Is code enough? Stodden, Marinov, research focuses on providing code rather than generated data with research
Sharing and reusing research data is becoming increasingly common in the scientific world, allowing researchers to more easily build on the work of others as they seek new discoveries.
A new research project being conducted by CSL Associate Professor Victoria Stodden and Illinois Computer Science Professor Darko Marinov aims to answer key questions about how researchers can reliably share the code used to generate their data rather than the more costly data itself.
“Our question was, when is it possible to save only the code that produced simulated data, and that’s all I need to save, and when do I also need to save the data?” Stodden said. “Simulation codes can produce massive amounts of data, for example petabytes of data. If I can rerun the code and regenerate the data, in theory I don’t even need to save the data. For what types of codes is that possible? That’s exactly the question we’re trying to answer.”
The National Science Foundation is funding the work by Stodden and Marinov, providing $300,000 over two years.
As Stodden, who is the lead investigator for the project and an Illinois Computer Science faculty affiliate, explains, the format for scholarly articles has changed little in decades. It provides only a small space to discuss how researchers derived their results.
But as computation has become more integral to research across virtually every scientific field, that format has become inadequate, she said.
“There’s such an amount of complexity – the computer can do X calculations per second. So how do you actually explain the increased complexity of computational research in words in a small section in a paper? It can be very, very difficult,” Stodden said.
Now some journals, she said, have begun to require researchers to publish their data and code along with their findings.
Stodden and Marinov, an expert on the testing and reliability of software, wondered whether providing the code alone could reliably allow the results of a given paper to be reproduced. And if it is the code that accompanies the published
research, what kind of standard should it meet?
“If code is going to travel with this scholarly output, the community will need to come to some type agreement regarding code standards,” she said.

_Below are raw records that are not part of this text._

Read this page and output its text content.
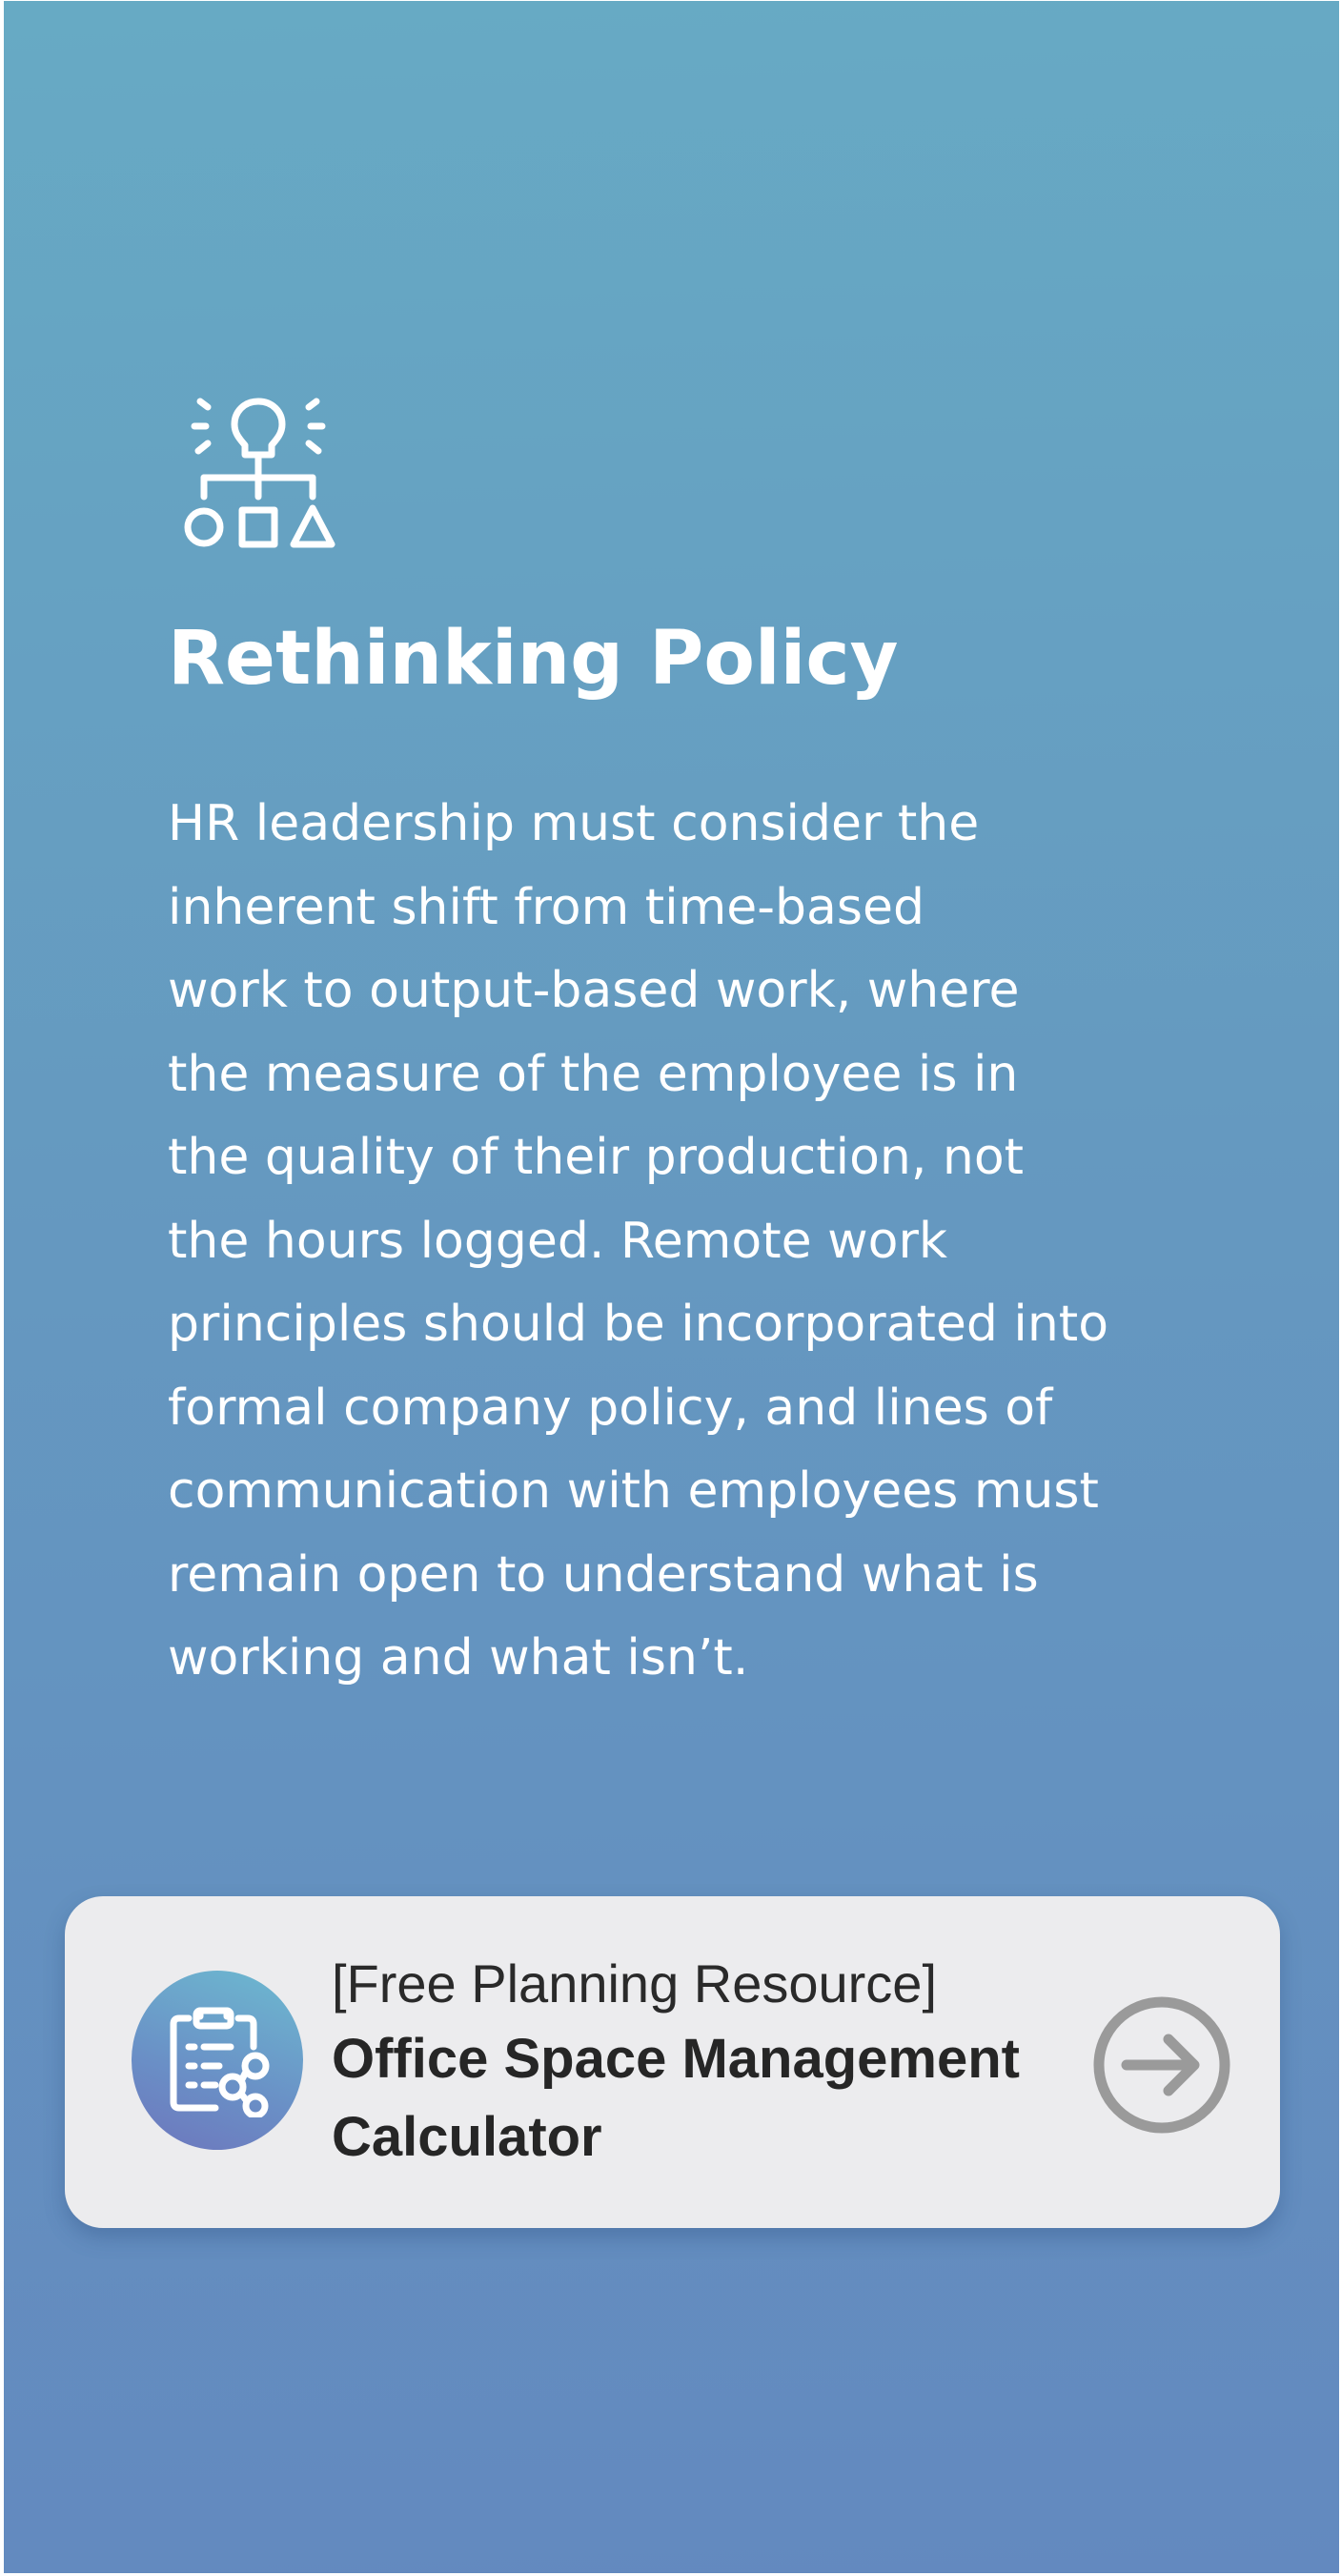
Rethinking Policy

HR leadership must consider the
inherent shift from time-based
work to output-based work, where
the measure of the employee is in
the quality of their production, not
the hours logged. Remote work
principles should be incorporated into
formal company policy, and lines of
communication with employees must
remain open to understand what is
working and what isn’t.

[Free Planning Resource]
Office Space Management Calculator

For their project, the two are focusing on physics research as an example because of its intensive computational needs.
In preliminary work using articles from the Journal of Computational Physics, Stodden and her group tried to replicate the computational results from 55 articles and were unable to reproduce any. After contacting the authors, Stodden says they came away with the impression that many believed reproducing their computational results would be straightforward, something they found not to be the case.
Eventually, Stodden and Marinov hope to determine whether and how code could be reliably substituted for data for a wide range of fields.
“We want to learn how to do better scientific software, software that is more reliable, and that researchers can trust more,” Stodden said. “These questions have come about not because the scientific community isn’t doing a good job; they came about because computation is so important, and increasingly so. We’re chasing fascinating opportunities here.”